OK. Let us picture that first morning of the first mourning.
That first longing, that first grief, the first heavy silence, the first missing shape, the spare fur in the circle in the cave, the first empty seat by the fire. The first time a human being grieved for another human being: the missed voice, the terrible pain, ache and longing, and there we have it, the first morning of the first mourning. And you, you’re only human. Mankind. Womankind. You only have one job:
Be kind.
Kin.
You mark your place in time. You tell your tale. Time is short, a life is fast, but this picture on this cave wall may last longer than you will. You live forever in your words, in hearts and memories, in your creations and connections. The seeds you sow, the child you raise, the song you sing, the story you write with your time here. You are eternal, you are forever present in your oily DNA and your unique thumb print. You know you live now and here are all your fears: all your fears are here. And above all things you all fear, you fear me, you fear the end, you fear dancing with me, you fear Mrs Death.
Here is your proof, your evidence, the evidence you lived the life you lived, here in this time, in these words, in this story, in this song, in this painting. It is human nature to try to stop time, to try to capture a life, a shooting star, to pin the butterfly wings and snap the lid shut.
What do you have there in that box? Look, you say, I have captured time, I have trapped a moment. Here I have my lifetime documented, a timeline made palpable, digestible, linear. Here I was born and I did grow teeth.
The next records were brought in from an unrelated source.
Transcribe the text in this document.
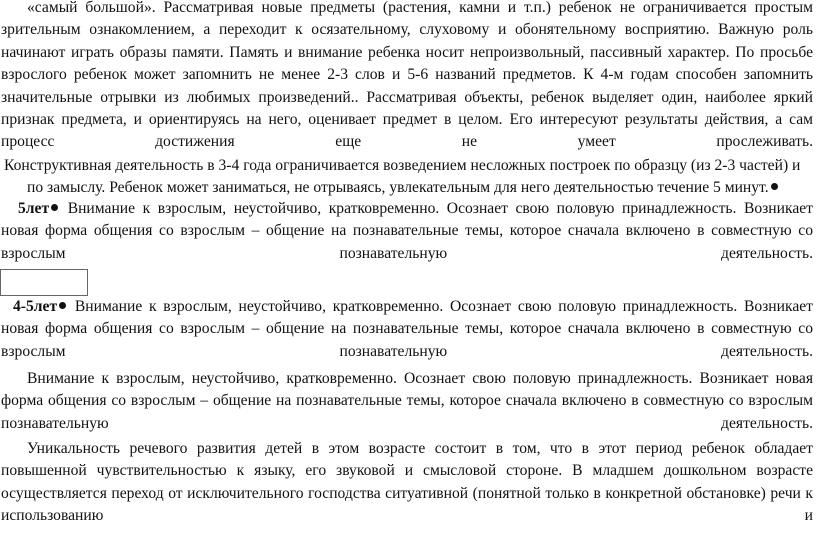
«самый большой». Рассматривая новые предметы (растения, камни и т.п.) ребенок не ограничивается простым зрительным ознакомлением, а переходит к осязательному, слуховому и обонятельному восприятию. Важную роль начинают играть образы памяти. Память и внимание ребенка носит непроизвольный, пассивный характер. По просьбе взрослого ребенок может запомнить не менее 2-3 слов и 5-6 названий предметов. К 4-м годам способен запомнить значительные отрывки из любимых произведений.. Рассматривая объекты, ребенок выделяет один, наиболее яркий признак предмета, и ориентируясь на него, оценивает предмет в целом. Его интересуют результаты действия, а сам процесс достижения еще не умеет прослеживать.

Конструктивная деятельность в 3-4 года ограничивается возведением несложных построек по образцу (из 2-3 частей) и
по замыслу. Ребенок может заниматься, не отрываясь, увлекательным для него деятельностью течение 5 минут.

5лет Внимание к взрослым, неустойчиво, кратковременно. Осознает свою половую принадлежность. Возникает новая форма общения со взрослым – общение на познавательные темы, которое сначала включено в совместную со взрослым познавательную деятельность.

4-5лет Внимание к взрослым, неустойчиво, кратковременно. Осознает свою половую принадлежность. Возникает новая форма общения со взрослым – общение на познавательные темы, которое сначала включено в совместную со взрослым познавательную деятельность.

Внимание к взрослым, неустойчиво, кратковременно. Осознает свою половую принадлежность. Возникает новая форма общения со взрослым – общение на познавательные темы, которое сначала включено в совместную со взрослым познавательную деятельность.

Уникальность речевого развития детей в этом возрасте состоит в том, что в этот период ребенок обладает повышенной чувствительностью к языку, его звуковой и смысловой стороне. В младшем дошкольном возрасте осуществляется переход от исключительного господства ситуативной (понятной только в конкретной обстановке) речи к использованию и
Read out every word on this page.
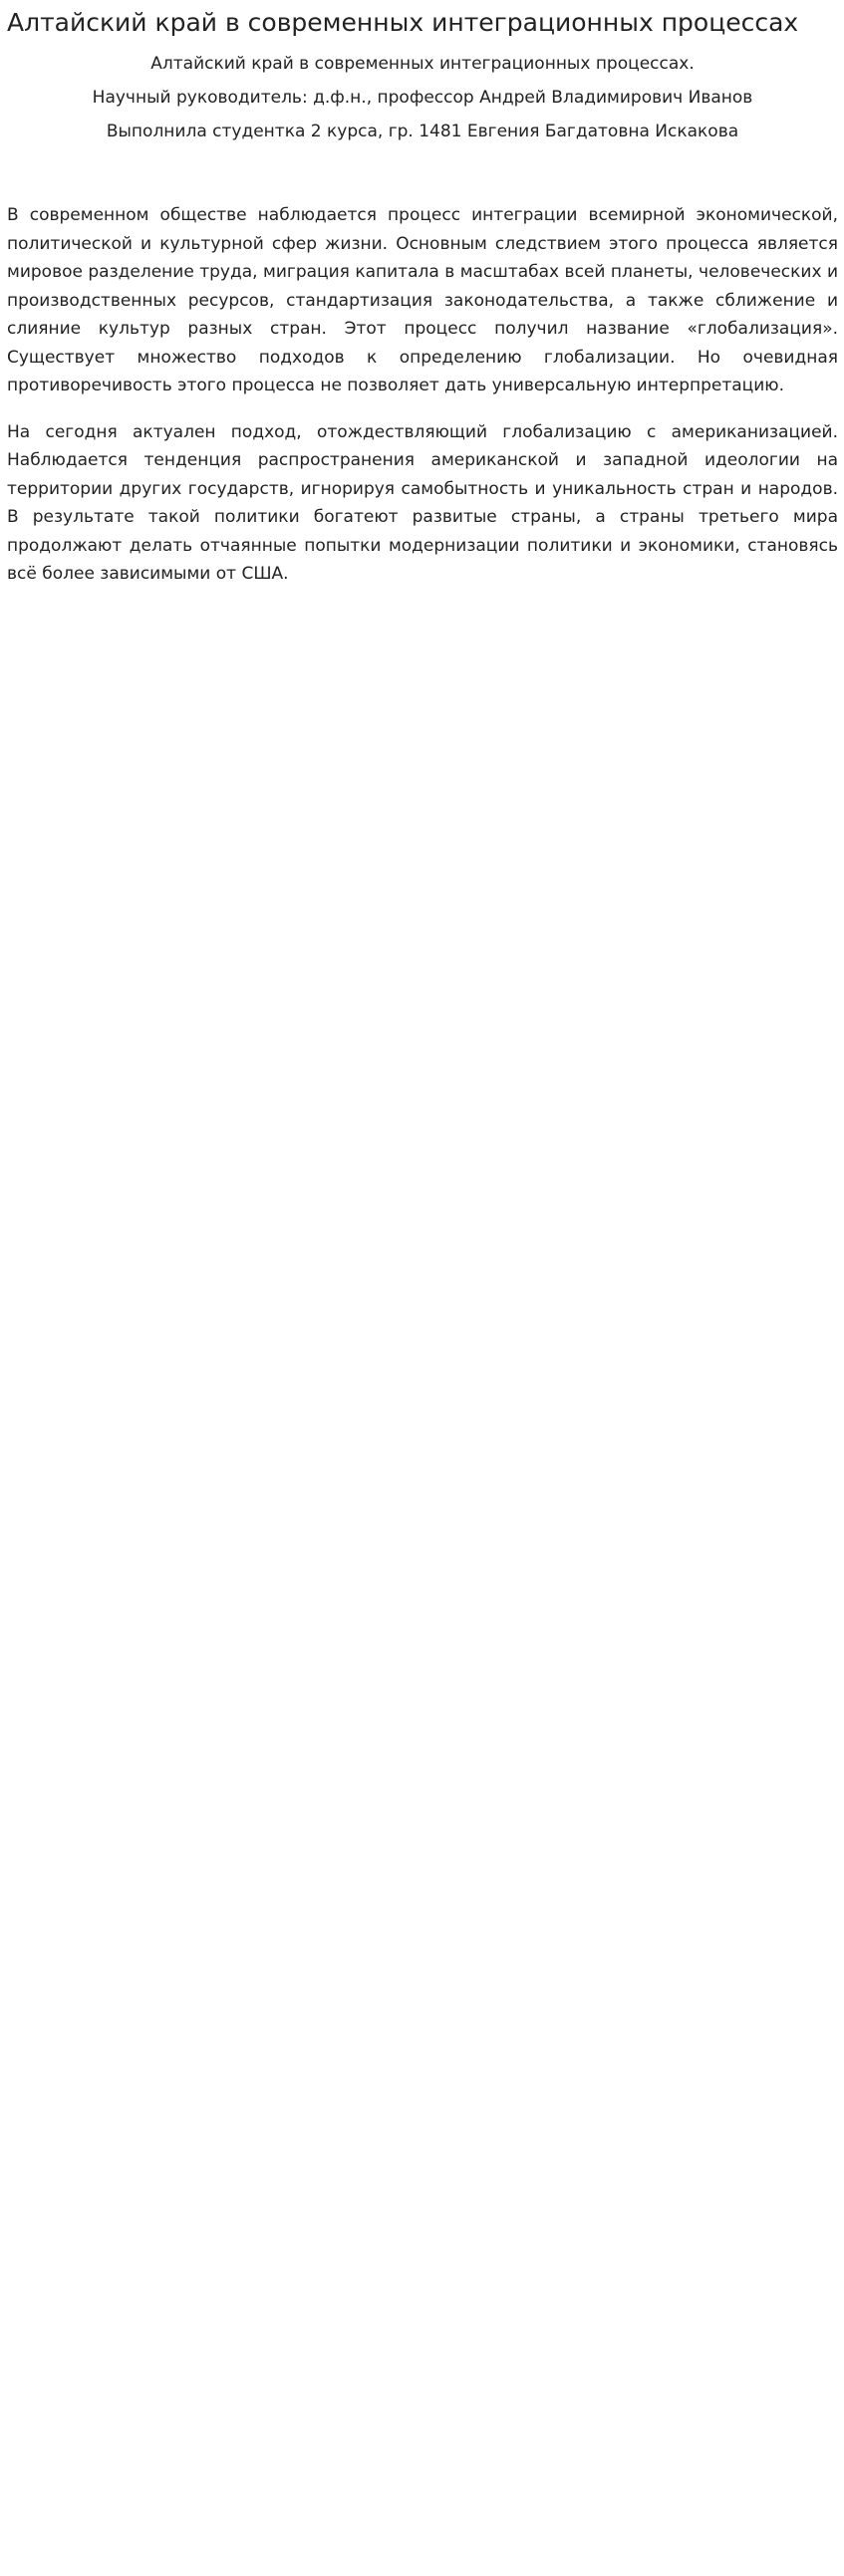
Алтайский край в современных интеграционных процессах
Алтайский край в современных интеграционных процессах.
Научный руководитель: д.ф.н., профессор Андрей Владимирович Иванов
Выполнила студентка 2 курса, гр. 1481 Евгения Багдатовна Искакова

В современном обществе наблюдается процесс интеграции всемирной экономической, политической и культурной сфер жизни. Основным следствием этого процесса является мировое разделение труда, миграция капитала в масштабах всей планеты, человеческих и производственных ресурсов, стандартизация законодательства, а также сближение и слияние культур разных стран. Этот процесс получил название «глобализация». Существует множество подходов к определению глобализации. Но очевидная противоречивость этого процесса не позволяет дать универсальную интерпретацию.

На сегодня актуален подход, отождествляющий глобализацию с американизацией. Наблюдается тенденция распространения американской и западной идеологии на территории других государств, игнорируя самобытность и уникальность стран и народов. В результате такой политики богатеют развитые страны, а страны третьего мира продолжают делать отчаянные попытки модернизации политики и экономики, становясь всё более зависимыми от США.
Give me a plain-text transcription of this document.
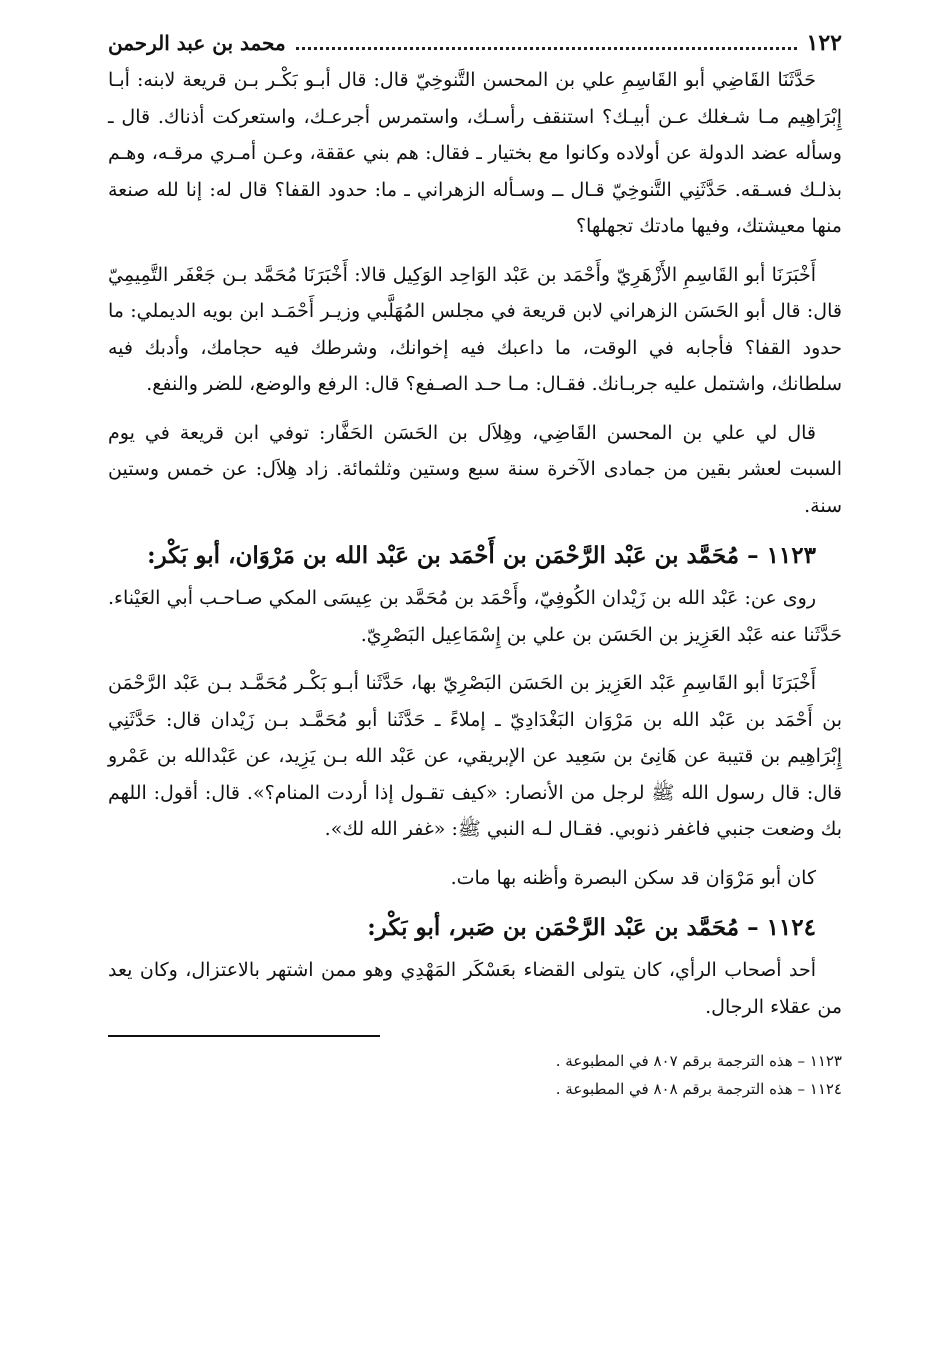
١٢٢
محمد بن عبد الرحمن

حَدَّثَنَا القَاضِي أبو القَاسِمِ علي بن المحسن التَّنوخِيّ قال: قال أبـو بَكْـر بـن قريعة لابنه: أبـا إِبْرَاهِيم مـا شـغلك عـن أبيـك؟ استنقف رأسـك، واستمرس أجرعـك، واستعركت أذناك. قال ـ وسأله عضد الدولة عن أولاده وكانوا مع بختيار ـ فقال: هم بني عققة، وعـن أمـري مرقـه، وهـم بذلـك فسـقه. حَدَّثَنِي التَّنوخِيّ قـال ــ وسـأله الزهراني ـ ما: حدود القفا؟ قال له: إنا لله صنعة منها معيشتك، وفيها مادتك تجهلها؟

أَخْبَرَنَا أبو القَاسِمِ الأَزْهَرِيّ وأَحْمَد بن عَبْد الوَاحِد الوَكِيل قالا: أَخْبَرَنَا مُحَمَّد بـن جَعْفَر التَّمِيمِيّ قال: قال أبو الحَسَن الزهراني لابن قريعة في مجلس المُهَلَّبي وزيـر أَحْمَـد ابن بويه الديملي: ما حدود القفا؟ فأجابه في الوقت، ما داعبك فيه إخوانك، وشرطك فيه حجامك، وأدبك فيه سلطانك، واشتمل عليه جربـانك. فقـال: مـا حـد الصـفع؟ قال: الرفع والوضع، للضر والنفع.

قال لي علي بن المحسن القَاضِي، وهِلاَل بن الحَسَن الحَفَّار: توفي ابن قريعة في يوم السبت لعشر بقين من جمادى الآخرة سنة سبع وستين وثلثمائة. زاد هِلاَل: عن خمس وستين سنة.

١١٢٣ – مُحَمَّد بن عَبْد الرَّحْمَن بن أَحْمَد بن عَبْد الله بن مَرْوَان، أبو بَكْر:

روى عن: عَبْد الله بن زَيْدان الكُوفِيّ، وأَحْمَد بن مُحَمَّد بن عِيسَى المكي صـاحـب أبي العَيْناء. حَدَّثَنا عنه عَبْد العَزِيز بن الحَسَن بن علي بن إِسْمَاعِيل البَصْرِيّ.

أَخْبَرَنَا أبو القَاسِمِ عَبْد العَزِيز بن الحَسَن البَصْرِيّ بها، حَدَّثَنا أبـو بَكْـر مُحَمَّـد بـن عَبْد الرَّحْمَن بن أَحْمَد بن عَبْد الله بن مَرْوَان البَغْدَادِيّ ـ إملاءً ـ حَدَّثَنا أبو مُحَمَّـد بـن زَيْدان قال: حَدَّثَنِي إِبْرَاهِيم بن قتيبة عن هَانِئ بن سَعِيد عن الإبريقي، عن عَبْد الله بـن يَزِيد، عن عَبْدالله بن عَمْرو قال: قال رسول الله ﷺ لرجل من الأنصار: «كيف تقـول إذا أردت المنام؟». قال: أقول: اللهم بك وضعت جنبي فاغفر ذنوبي. فقـال لـه النبي ﷺ: «غفر الله لك».

كان أبو مَرْوَان قد سكن البصرة وأظنه بها مات.

١١٢٤ – مُحَمَّد بن عَبْد الرَّحْمَن بن صَبر، أبو بَكْر:

أحد أصحاب الرأي، كان يتولى القضاء بعَسْكَر المَهْدِي وهو ممن اشتهر بالاعتزال، وكان يعد من عقلاء الرجال.

١١٢٣ – هذه الترجمة برقم ٨٠٧ في المطبوعة .
١١٢٤ – هذه الترجمة برقم ٨٠٨ في المطبوعة .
Here I did love, and here were my tribe, my family, my lo
ves and my loves lost. Here was my toil and struggle, my monsters, my Gods, my triumph and failure and passion. And here is my end, here my last thrill, my dance with you, Mrs Death.
With me?
Yes, with you.
Let us dance, dance, dance.
Mrs Death: The First Mourning
Mrs Death sings:
the first fires, the first fires
the first morning of the first mourning
the first shape of the first loss
the first fires, the first fires
the first birth, the first blood
the first kill, the first blood spill
you’re only human
you’re only womankind
you’re only human being
you’re only mankind, be kind
the first sunrise, the first sunset
you’re only human, you’re only woman
you’re only man, human, be kind
human being kind human being
the first stars in the first skies
the first stars in the first skies
you’re only human, human being
be kind
the first cave, the first cave painting
the first word, the first art, the first heartbreak
the first morning of the first mourning
the first loss, the first blood, the first war
you’re only human, you’re only woman
you’re only human, you’re only man
you’re only human, human being
humankind
be kind
Wolf: The First Time I Met Mrs Death
Can you smell smoke?
Yes. That was what she said.
Wake up, Wolf . . . Can you smell smoke?
I was a child the first time I met Mrs Death. I was a soft, curly-haired kid filled with wonder and milk, busy with daydreams, cartoons and riding my bike. I was preoccupied with stories and comic books and gazing up at the moon. I remember the first time I met Mrs Death was also the day I lost my front tooth. I stared in the mirror and wobbled that loose tooth, wiggled it, jiggled it, pulled and poked at it until it was free and I could taste blood on the tip of my tongue. My tongue flicked in the hole, the flap of skin, the gap where once was tooth was tender. Gum. Salt. Blood. Skin. Hole. I stared at the tooth in my fingers, examined it, the blood at the root, at the root of everything is blood.